National

Target to cut thousands of jobs

Target Corp. over the next two years will cut several thousand jobs at its headquarters in Minneapolis, as it pours the savings into digital initiatives executives believe will meet the changing habits of shoppers.

Company executives were expected to use a meeting with investors and analysts Tuesday to announce job cuts. The scale of the move, along with its focus on the headquarters, was a surprise. Target aims to produce $2 billion in annual savings.

“It’s a time for significant change and transformation for Target,” Brian Cornell, Target’s chief executive, told the investment audience.

It’s the second major step by Cornell, who joined Target last August, to shore up the nation’s fourth-largest retailer, which has endured slow growth and several strategic missteps since the 2008 recession. In January, Cornell ended the company’s expansion to Canada that began two years ago and produced $2 billion in losses.

Target, which has about 350,000 employees globally, has 13,000 at corporate offices in the Minneapolis area.

The precise number of jobs that will be eliminated in the Twin Cities wasn’t clear. In a statement, Target said the cuts “will be concentrated at Target’s headquarters locations and focus on driving leaner, more efficient capabilities, removing the complexity and allowing the organization to move with greater speed and agility.”

Target last month said that it would eliminate about 550 jobs of people in the Twin Cities who were supporting the Canada stores that are being closed.

With Tuesday’s move, Target becomes the third giant Minnesota company to announce a major, though imprecise, downsizing.

General Mills Inc., grappling with changes in food consumption, is cutting the jobs of several hundred of the approximately 5,000 people at its area headquarters. Best Buy Co., the electronics retailer grappling with price pressures and uncertain growth prospects, on Tuesday announced a new phase of a cost-cutting program that previously involved job cuts.

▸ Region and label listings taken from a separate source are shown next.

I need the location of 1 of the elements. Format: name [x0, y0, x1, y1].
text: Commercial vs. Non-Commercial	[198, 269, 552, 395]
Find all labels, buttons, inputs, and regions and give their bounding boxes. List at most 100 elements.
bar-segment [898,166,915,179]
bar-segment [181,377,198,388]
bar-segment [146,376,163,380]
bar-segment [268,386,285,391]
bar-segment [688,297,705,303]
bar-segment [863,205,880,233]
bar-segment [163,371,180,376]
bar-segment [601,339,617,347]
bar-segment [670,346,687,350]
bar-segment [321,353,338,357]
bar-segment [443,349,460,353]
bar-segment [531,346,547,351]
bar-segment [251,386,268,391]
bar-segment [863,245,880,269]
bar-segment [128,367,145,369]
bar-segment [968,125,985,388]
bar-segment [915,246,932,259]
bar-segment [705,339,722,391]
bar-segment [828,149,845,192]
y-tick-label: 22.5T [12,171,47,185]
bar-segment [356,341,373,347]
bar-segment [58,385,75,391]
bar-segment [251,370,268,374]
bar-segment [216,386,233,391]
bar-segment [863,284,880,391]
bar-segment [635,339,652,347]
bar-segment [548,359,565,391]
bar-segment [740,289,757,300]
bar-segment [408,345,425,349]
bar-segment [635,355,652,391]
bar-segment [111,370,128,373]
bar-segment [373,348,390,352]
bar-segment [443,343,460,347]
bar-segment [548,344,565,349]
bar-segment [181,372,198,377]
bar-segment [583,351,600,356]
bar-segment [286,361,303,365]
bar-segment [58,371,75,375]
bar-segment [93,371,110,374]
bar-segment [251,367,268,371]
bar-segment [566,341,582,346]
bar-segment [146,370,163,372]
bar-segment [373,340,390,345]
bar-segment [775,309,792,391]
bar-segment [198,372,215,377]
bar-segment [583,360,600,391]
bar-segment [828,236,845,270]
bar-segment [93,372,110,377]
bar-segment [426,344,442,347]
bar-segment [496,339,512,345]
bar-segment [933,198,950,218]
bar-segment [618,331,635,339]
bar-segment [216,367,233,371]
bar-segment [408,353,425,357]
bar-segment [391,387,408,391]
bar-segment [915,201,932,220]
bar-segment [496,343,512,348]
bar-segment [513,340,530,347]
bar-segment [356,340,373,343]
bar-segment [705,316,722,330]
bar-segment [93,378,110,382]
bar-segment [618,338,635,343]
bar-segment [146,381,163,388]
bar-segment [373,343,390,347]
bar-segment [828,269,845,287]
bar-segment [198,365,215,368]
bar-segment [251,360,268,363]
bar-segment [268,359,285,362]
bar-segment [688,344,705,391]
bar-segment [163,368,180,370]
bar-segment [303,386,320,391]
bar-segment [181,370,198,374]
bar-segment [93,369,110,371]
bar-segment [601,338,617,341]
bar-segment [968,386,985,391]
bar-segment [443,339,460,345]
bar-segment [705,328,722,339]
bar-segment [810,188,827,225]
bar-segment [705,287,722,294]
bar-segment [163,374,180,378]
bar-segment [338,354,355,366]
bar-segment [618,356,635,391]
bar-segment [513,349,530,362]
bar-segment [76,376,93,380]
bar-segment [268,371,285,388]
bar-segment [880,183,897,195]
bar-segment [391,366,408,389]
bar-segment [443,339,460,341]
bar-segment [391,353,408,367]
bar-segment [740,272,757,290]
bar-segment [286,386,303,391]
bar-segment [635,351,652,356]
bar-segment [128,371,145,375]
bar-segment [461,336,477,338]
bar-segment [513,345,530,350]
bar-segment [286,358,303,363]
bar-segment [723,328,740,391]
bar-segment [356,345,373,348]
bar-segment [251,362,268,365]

Most other major Minnesota companies are performing solidly and the region’s economy is one of the strongest in the nation.

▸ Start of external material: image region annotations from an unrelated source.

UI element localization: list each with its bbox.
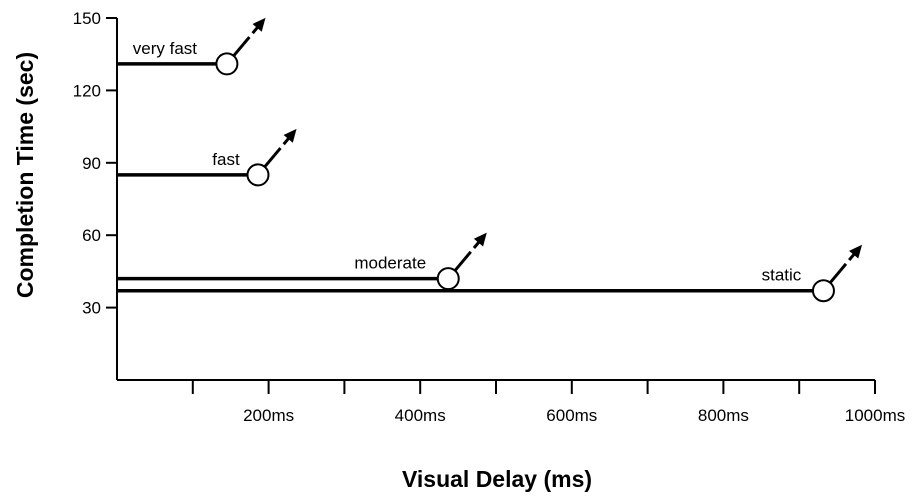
trend-arrow-line	[263, 153, 276, 168]
x-axis-title: Visual Delay (ms)	[402, 466, 592, 492]
series-label: very fast	[133, 39, 198, 58]
trend-arrow-line	[453, 257, 467, 272]
data-point	[436, 267, 460, 291]
arrow-head-icon	[283, 128, 297, 143]
data-point	[215, 52, 239, 76]
x-tick-label: 800ms	[698, 406, 749, 425]
y-axis-title: Completion Time (sec)	[12, 52, 38, 298]
series-label: moderate	[354, 254, 426, 273]
data-point	[246, 163, 270, 187]
trend-arrow-line	[829, 269, 842, 284]
series-static: static	[117, 244, 863, 303]
series-very-fast: very fast	[117, 17, 266, 76]
series-fast: fast	[117, 128, 297, 187]
x-tick-label: 600ms	[546, 406, 597, 425]
x-tick-label: 400ms	[395, 406, 446, 425]
x-tick-label: 200ms	[243, 406, 294, 425]
data-point	[811, 279, 835, 303]
trend-arrow-dash	[839, 248, 860, 272]
trend-arrow-dash	[242, 21, 263, 45]
y-tick-label: 30	[82, 299, 101, 318]
series-label: fast	[212, 150, 240, 169]
trend-arrow-dash	[273, 132, 294, 156]
series-label: static	[762, 266, 802, 285]
y-tick-label: 90	[82, 154, 101, 173]
y-tick-label: 150	[73, 9, 101, 28]
y-tick-label: 120	[73, 81, 101, 100]
trend-arrow-line	[232, 42, 245, 57]
trend-arrow-dash	[463, 236, 485, 260]
arrow-head-icon	[252, 17, 266, 32]
x-tick-label: 1000ms	[845, 406, 905, 425]
arrow-head-icon	[473, 232, 487, 247]
series-group: very fast fast moderate static	[117, 17, 863, 303]
arrow-head-icon	[849, 244, 863, 259]
series-moderate: moderate	[117, 232, 487, 291]
y-tick-label: 60	[82, 226, 101, 245]
axes: 200ms 400ms 600ms 800ms 1000ms 30 60 90 120 150	[73, 9, 906, 425]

Even so, the cuts at Target will be the largest ever seen at its headquarters and the effects will ripple throughout the Twin Cities, particularly in downtown Minneapolis, which has been going through a boom period of development. Target cut 600 people at headquarters in 2009 and about 550 last year.

“With all the problems passed along from the prior management, we knew that the cuts would be high, but we did not anticipate that the cuts would be this high,” said Burt Flickinger III, managing director of Strategic Resource Group in New York.

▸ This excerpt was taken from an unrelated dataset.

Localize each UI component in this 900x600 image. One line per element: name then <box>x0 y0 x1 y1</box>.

Andrea Christenson, a vice president at the DTZ real estate brokerage in downtown Minneapolis, said restaurants, bars, hair salons and other businesses downtown will be hurt as a result of Target’s cuts. She added, “When I talk to my retail friends, they think it is short term. Target made a misstep, but I don’t think it’s catastrophic. And then they'll grow again.”

At the meeting in New York, Cornell announced a shift from Target’s decades-long focused on its retail outlets, saying the firm would be “agnostic” about whether shoppers bought in its stores or online. Kathee Tesija, the company’s chief merchandiser, said Target’s research showed that about 70 percent of its customers now begin their shopping by looking up products on smartphones and other digital devices.

Cornell also said Target’s “expect more pay less” reputation became “decoupled” as the retailer responded to the recession with an intense focus on cheap prices and products. “I can promise you we will not lose our balance again,” he said.

He and other executives said Target will sharpen four so-called “signature” categories that deliver huge sales and profits: style, baby, kids and wellness.

The firm will also revamp its grocery departments, Cornell said, to provide more fresh food.

The last time Target held a large-scale meeting with investors and analysts was in October 2013. A lot has changed since then. The CEO who resided over that meeting, Gregg Steinhafel was ousted last May and Cornell a few months later became the first outsider hired to lead Target.

In 2011, Steinhafel had laid out a plan for Target to grow sales from $70 billion to $100 billion over five years. But the company formally abandoned the goal last fall. Target’s 2014 revenue was $73 billion.